Buyers of flats in prime areas generally emphasise the location and pride of having a flat in central locality, such that they will usually do what it takes to have the chance to own such a flat.
A shorter lease and longer MOP will not curb the lottery mindset among buyers.
The owners will still sell the flat after the MOP if they don’t intend on staying there. Even if the lease is shorter, the next buyer may also have a short-term mentality.
The Selective En bloc Redevelopment Scheme (Sers) might defeat the purpose of a shorter lease. Under Sers, old HDB estates are demolished and replacement flats are offered to residents. As a result, even if the lease is shorter, flats will still be in demand if people anticipate that they will receive replacements before the lease is up.
As for raising the resale levy, which ranges from $15,000 for a two-room unit to $50,000 for an executive flat, this might lead to higher prices if sellers raise their asking price to offset the levy.
While a longer MOP might stop speculative demand, this might put owners who genuinely need to sell the flat urgently in a difficult position.
There were also suggestions to control the original launch prices. Even if a flat is sold for $1 million, if they buy it at $800,000, the capital appreciation is not that much.
Any “lottery” gains could also be taxed away. But implementing it in a fair way might be hard as it is difficult to determine a super normal profit. Also, there is the problem of where to execute the tax, as non-city locations such as Bishan and Clementi also command high resale prices.

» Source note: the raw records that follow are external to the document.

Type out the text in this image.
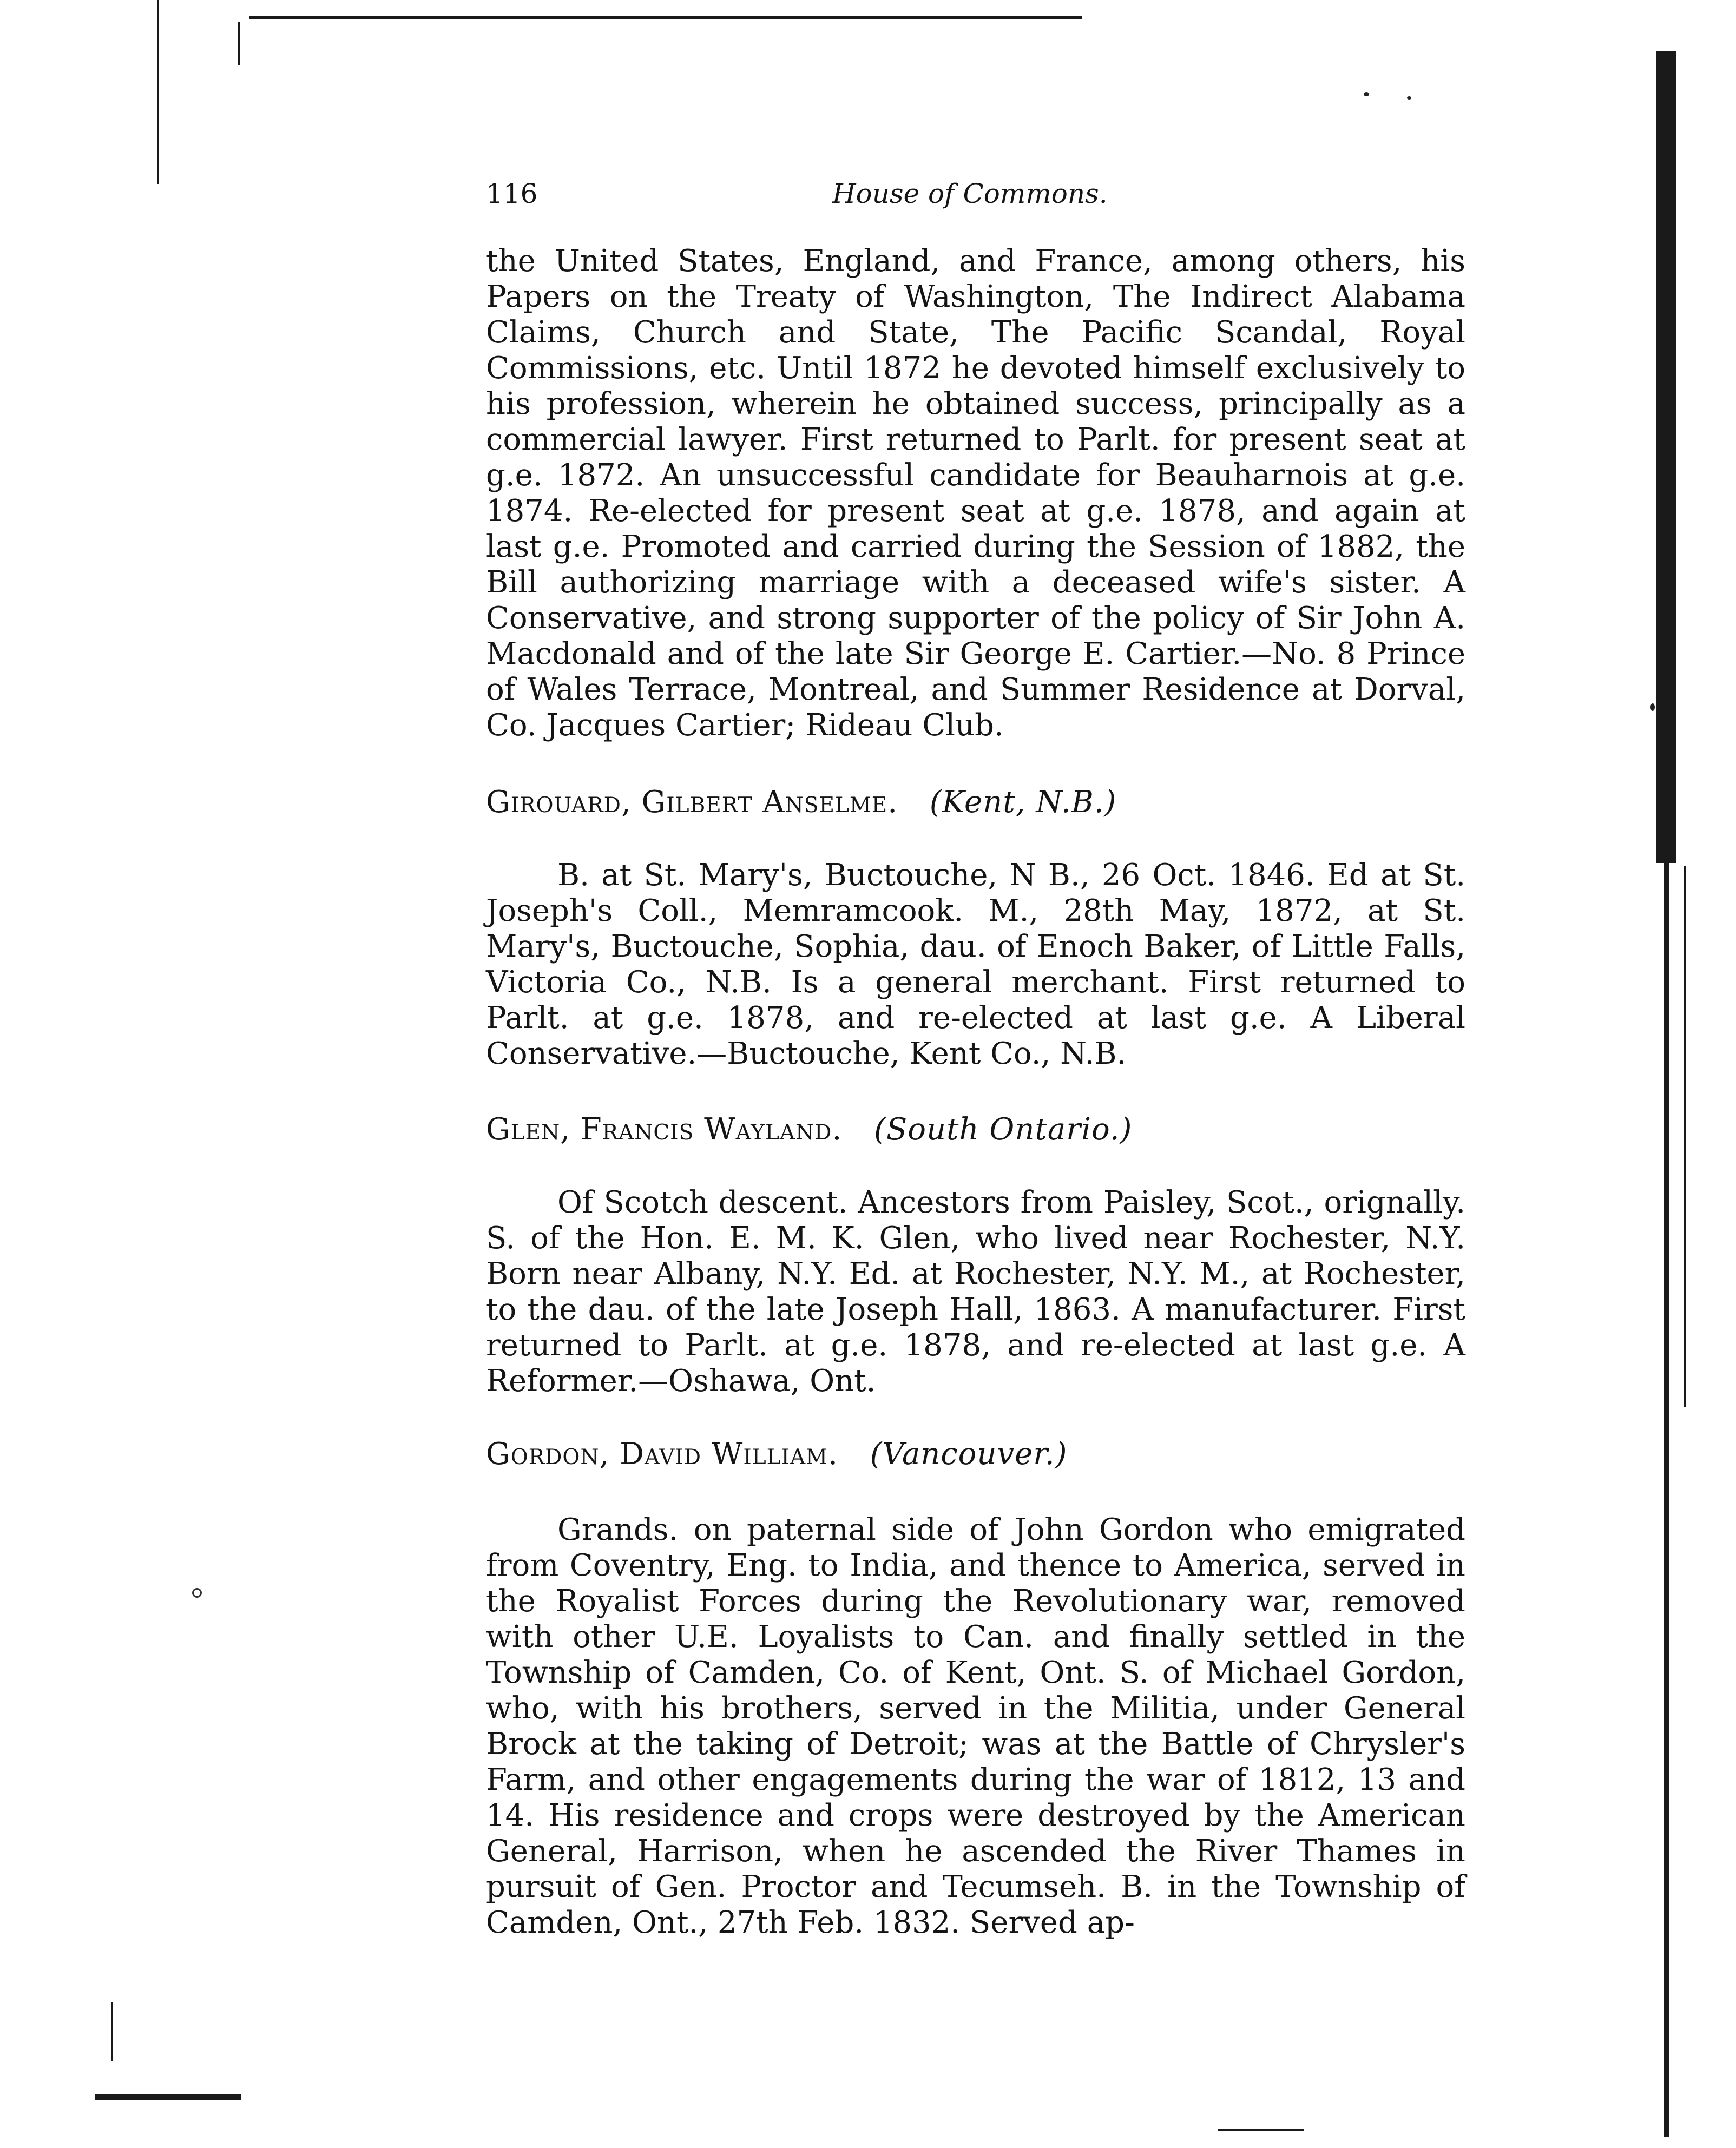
116	House of Commons.

the United States, England, and France, among others, his Papers on the Treaty of Washington, The Indirect Alabama Claims, Church and State, The Pacific Scandal, Royal Commissions, etc. Until 1872 he devoted himself exclusively to his profession, wherein he obtained success, principally as a commercial lawyer. First returned to Parlt. for present seat at g.e. 1872. An unsuccessful candidate for Beauharnois at g.e. 1874. Re-elected for present seat at g.e. 1878, and again at last g.e. Promoted and carried during the Session of 1882, the Bill authorizing marriage with a deceased wife's sister. A Conservative, and strong supporter of the policy of Sir John A. Macdonald and of the late Sir George E. Cartier.—No. 8 Prince of Wales Terrace, Montreal, and Summer Residence at Dorval, Co. Jacques Cartier; Rideau Club.

Girouard, Gilbert Anselme. (Kent, N.B.)

B. at St. Mary's, Buctouche, N B., 26 Oct. 1846. Ed at St. Joseph's Coll., Memramcook. M., 28th May, 1872, at St. Mary's, Buctouche, Sophia, dau. of Enoch Baker, of Little Falls, Victoria Co., N.B. Is a general merchant. First returned to Parlt. at g.e. 1878, and re-elected at last g.e. A Liberal Conservative.—Buctouche, Kent Co., N.B.

Glen, Francis Wayland. (South Ontario.)

Of Scotch descent. Ancestors from Paisley, Scot., orignally. S. of the Hon. E. M. K. Glen, who lived near Rochester, N.Y. Born near Albany, N.Y. Ed. at Rochester, N.Y. M., at Rochester, to the dau. of the late Joseph Hall, 1863. A manufacturer. First returned to Parlt. at g.e. 1878, and re-elected at last g.e. A Reformer.—Oshawa, Ont.

Gordon, David William. (Vancouver.)

Grands. on paternal side of John Gordon who emigrated from Coventry, Eng. to India, and thence to America, served in the Royalist Forces during the Revolutionary war, removed with other U.E. Loyalists to Can. and finally settled in the Township of Camden, Co. of Kent, Ont. S. of Michael Gordon, who, with his brothers, served in the Militia, under General Brock at the taking of Detroit; was at the Battle of Chrysler's Farm, and other engagements during the war of 1812, 13 and 14. His residence and crops were destroyed by the American General, Harrison, when he ascended the River Thames in pursuit of Gen. Proctor and Tecumseh. B. in the Township of Camden, Ont., 27th Feb. 1832. Served ap-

Some analysts felt that public housing subsidised by taxpayers should not be built on expensive, prime land. All HDB sites in the core central region (CCR) could be rezoned as private residential sites.
The higher land value for residential sites in the CCR will return more cash into our national reserves when private developers pay for these sites.
Such a move will also reduce the burden on taxpayers subsidising ‘lottery flats’ and creating millionaires of subsidised home owners.